Perhaps Boykin’s greatest contribution came in 1964, when he created a control unit for pacemakers, small devices that help regulate the heartbeat by administering electric stimulation. In an interview with Medical Design & Outsourcing, Gabriel Mouchawar, divisional VP of product development at Abbott, explained that Boykin’s early technological contributions proved essential to making pacemakers accessible for many more people.

“Otis’s work was instrumental in making the components of the pacemaker longer-lasting and manufacturable at a lower cost, which in turn helped increase access to the therapy to improve patient care,” Mouchawar said.

Inez Beverly Prosser: America’s first black female psychologist

Inez Beverly Prosser was an early 20th century psychologist who focused on educational psychology and the effects of racism. She was the first African-American woman to receive a PhD in psychology in the United States. Inez Beverly Prosser was born in San Marcos, Texas. At the time of her youth, there were few educational opportunities for African Americans, and Prosser started an educational fund to help her siblings attend and complete high school and college. Her siblings all graduated high school, and five of them, eventually received college degrees, in addition to Prosser.

Despite facing the significant obstacles of racism and sexism, her academic achievements were impressive. Prosser graduated at the top of her class from both her high school and Prairie View State Normal and Industrial College. After graduating in 1912 with a teaching certificate, Prosser began teaching in schools near Austin where she remained until 1927. She achieved her bachelor’s degree and began working on her master’s while she was still teaching. The state of Texas did not award graduate degrees to African-Americans at the time, so Prosser enrolled in the University of Colorado to obtain her master’s degree in education, where she also took psychology courses.

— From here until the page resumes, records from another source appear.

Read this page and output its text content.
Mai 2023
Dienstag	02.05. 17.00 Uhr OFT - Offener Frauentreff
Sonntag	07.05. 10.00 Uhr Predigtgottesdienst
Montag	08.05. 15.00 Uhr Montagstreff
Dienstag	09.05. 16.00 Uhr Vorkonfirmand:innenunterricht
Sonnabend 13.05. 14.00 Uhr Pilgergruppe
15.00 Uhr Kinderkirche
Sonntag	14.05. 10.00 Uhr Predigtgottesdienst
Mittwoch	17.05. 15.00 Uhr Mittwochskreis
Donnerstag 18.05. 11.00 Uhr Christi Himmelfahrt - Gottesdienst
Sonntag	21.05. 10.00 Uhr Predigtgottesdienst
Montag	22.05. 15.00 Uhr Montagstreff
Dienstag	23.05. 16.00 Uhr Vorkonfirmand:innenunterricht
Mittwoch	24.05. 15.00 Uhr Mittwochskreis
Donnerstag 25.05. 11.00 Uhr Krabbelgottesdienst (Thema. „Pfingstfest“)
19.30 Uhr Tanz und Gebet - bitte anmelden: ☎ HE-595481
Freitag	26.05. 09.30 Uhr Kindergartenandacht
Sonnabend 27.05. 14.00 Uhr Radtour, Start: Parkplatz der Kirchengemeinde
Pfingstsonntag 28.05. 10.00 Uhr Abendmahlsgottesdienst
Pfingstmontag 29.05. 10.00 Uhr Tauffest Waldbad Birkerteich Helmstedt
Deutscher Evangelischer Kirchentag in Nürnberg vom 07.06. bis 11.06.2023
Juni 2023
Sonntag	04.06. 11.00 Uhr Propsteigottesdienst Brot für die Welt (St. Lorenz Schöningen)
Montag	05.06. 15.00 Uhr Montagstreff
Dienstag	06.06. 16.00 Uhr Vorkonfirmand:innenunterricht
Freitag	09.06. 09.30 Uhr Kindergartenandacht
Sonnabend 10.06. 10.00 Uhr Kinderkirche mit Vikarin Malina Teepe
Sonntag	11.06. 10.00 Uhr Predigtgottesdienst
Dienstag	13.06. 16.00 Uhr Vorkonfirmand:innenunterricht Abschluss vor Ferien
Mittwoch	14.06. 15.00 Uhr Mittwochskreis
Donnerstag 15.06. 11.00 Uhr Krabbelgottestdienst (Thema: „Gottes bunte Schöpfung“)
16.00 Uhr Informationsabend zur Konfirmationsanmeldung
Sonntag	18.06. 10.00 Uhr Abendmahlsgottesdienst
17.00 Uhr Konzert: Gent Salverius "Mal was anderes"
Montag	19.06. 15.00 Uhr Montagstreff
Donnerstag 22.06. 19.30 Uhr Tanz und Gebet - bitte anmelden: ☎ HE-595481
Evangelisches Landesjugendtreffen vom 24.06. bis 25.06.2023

After she graduated from the University of Colorado, Prosser took a position at Tillotson College in Austin. The college allowed her to expand her teaching talents and fully immerse herself in her passion: the psychological and educational advancement of all African-American students. She stayed at the college for three years before moving to Tougaloo College in Mississippi in 1930. There, she acted as registrar, dean, and faculty member. In 1931, Prosser received a grant to conduct doctoral research in teaching and education, and she enrolled in the University of Cincinnati, where she made history when she became the first African-American women to receive a PhD in psychology in 1933.

Alexa Irene Canady, MD, neurosurgeon

Dr. Canady was a pioneer of her time, both for women physicians and African Americans, when she became the first African American woman neurosurgeon in the United States in 1981.

“The greatest challenge I faced in becoming a neurosurgeon was believing it was possible,” she is famously quoted.

Canady graduated cum laude from the College of Medicine at the University of Michigan. She initially wanted to be an internist but became intrigued by neurosurgery during her first two years of medical school. It was a career path that some advisers discouraged her from pursuing, and she encountered difficulties in obtaining an internship. But she persisted.  Eventually, Canady was accepted as a surgical intern at Yale-New Haven Hospital in 1975, breaking another barrier as the first woman and first African American to be enrolled in the program. During her career, Dr. Canady engaged in research to make advances in neurosurgical techniques. This research led to the invention of a programmable antisiphon shunt to treat hydrocephalus, an abnormal accumulation of fluid inside the brain, for which she shares a U.S. patent with two fellow neurosurgeons.